When you configure an attribute-based role assignment for a role and then you try to click the Show Impact link in the policies section of a role, you receive the following error message:
Object reference not set to an instance of an object
The SP1 build does not let you re-create a permission that was removed from BHOLD earlier.
When you try to change and save a user without changing the end date, you receive the following error message:
Invalid date format
When you try to move an organization unit in the BHOLD Core Portal, you receive the following warning message:
Session ID missing: The Session ID is not found in URL. You can continue working using the menu at the left
The “User by Role” report cannot be generated after the limit of 50,000 users is reached. Additionally, you receive an “Out of memory” exception.

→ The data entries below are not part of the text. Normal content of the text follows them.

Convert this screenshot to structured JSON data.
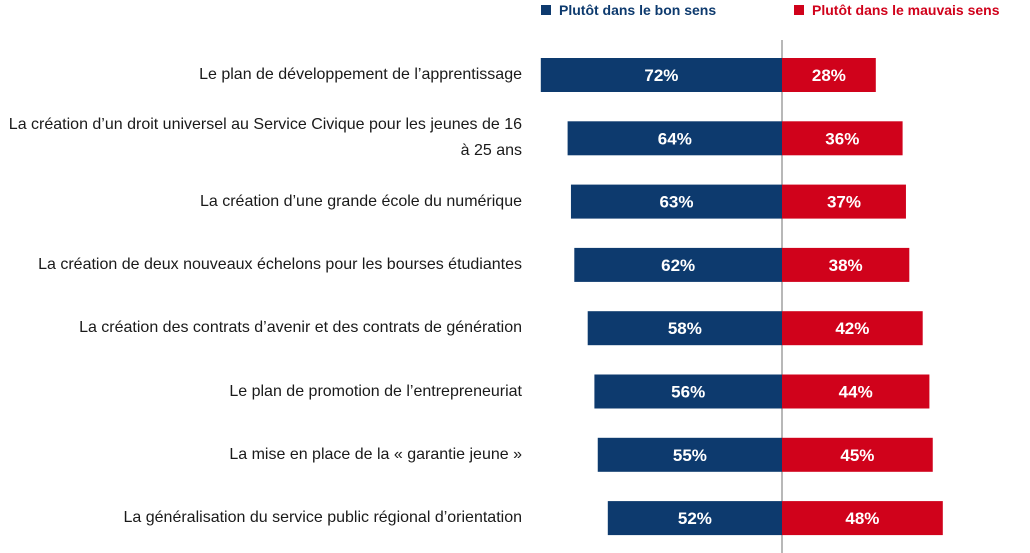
{
  "colors": {
    "positive": "#0d3a6e",
    "negative": "#d0021b",
    "axis": "#888888"
  },
  "legend": {
    "positive_label": "Plutôt dans le bon sens",
    "negative_label": "Plutôt dans le mauvais sens"
  },
  "chart_data": {
    "type": "bar",
    "orientation": "horizontal-diverging",
    "title": "",
    "categories": [
      "Le plan de développement de l’apprentissage",
      "La création d’un droit universel au Service Civique pour les jeunes de 16 à 25 ans",
      "La création d’une grande école du numérique",
      "La création de deux nouveaux échelons pour les bourses étudiantes",
      "La création des contrats d’avenir et des contrats de génération",
      "Le plan de promotion de l’entrepreneuriat",
      "La mise en place de la « garantie jeune »",
      "La généralisation du service public régional d’orientation"
    ],
    "series": [
      {
        "name": "Plutôt dans le bon sens",
        "values": [
          72,
          64,
          63,
          62,
          58,
          56,
          55,
          52
        ],
        "labels": [
          "72%",
          "64%",
          "63%",
          "62%",
          "58%",
          "56%",
          "55%",
          "52%"
        ]
      },
      {
        "name": "Plutôt dans le mauvais sens",
        "values": [
          28,
          36,
          37,
          38,
          42,
          44,
          45,
          48
        ],
        "labels": [
          "28%",
          "36%",
          "37%",
          "38%",
          "42%",
          "44%",
          "45%",
          "48%"
        ]
      }
    ],
    "unit": "%",
    "xlim": [
      0,
      100
    ]
  }
}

In the BHOLD Self-Service Portal, the role information screen under the Role Requests-Current Roles tab displays no role descriptions or permission details.
When you log on as a typical end-user in the BHOLD Service Portal, the “My Roles” screen is displayed as an empty page even though the user is assigned with both “active” and “proposed” roles.
The BHOLD – Access Management agent cannot perform full imports because of an SQL time-out issue that occurs when there is a load of more than 50,000 to 100,000 users.
BHOLD cannot add permissions to a user by using the BHOLD Connector after these permissions are denied.
When a steward in the BHOLD Attestation portal has multiple resources to attest and is working on approving or denying permissions for one user, other permissions for a different user are changed in the user interface.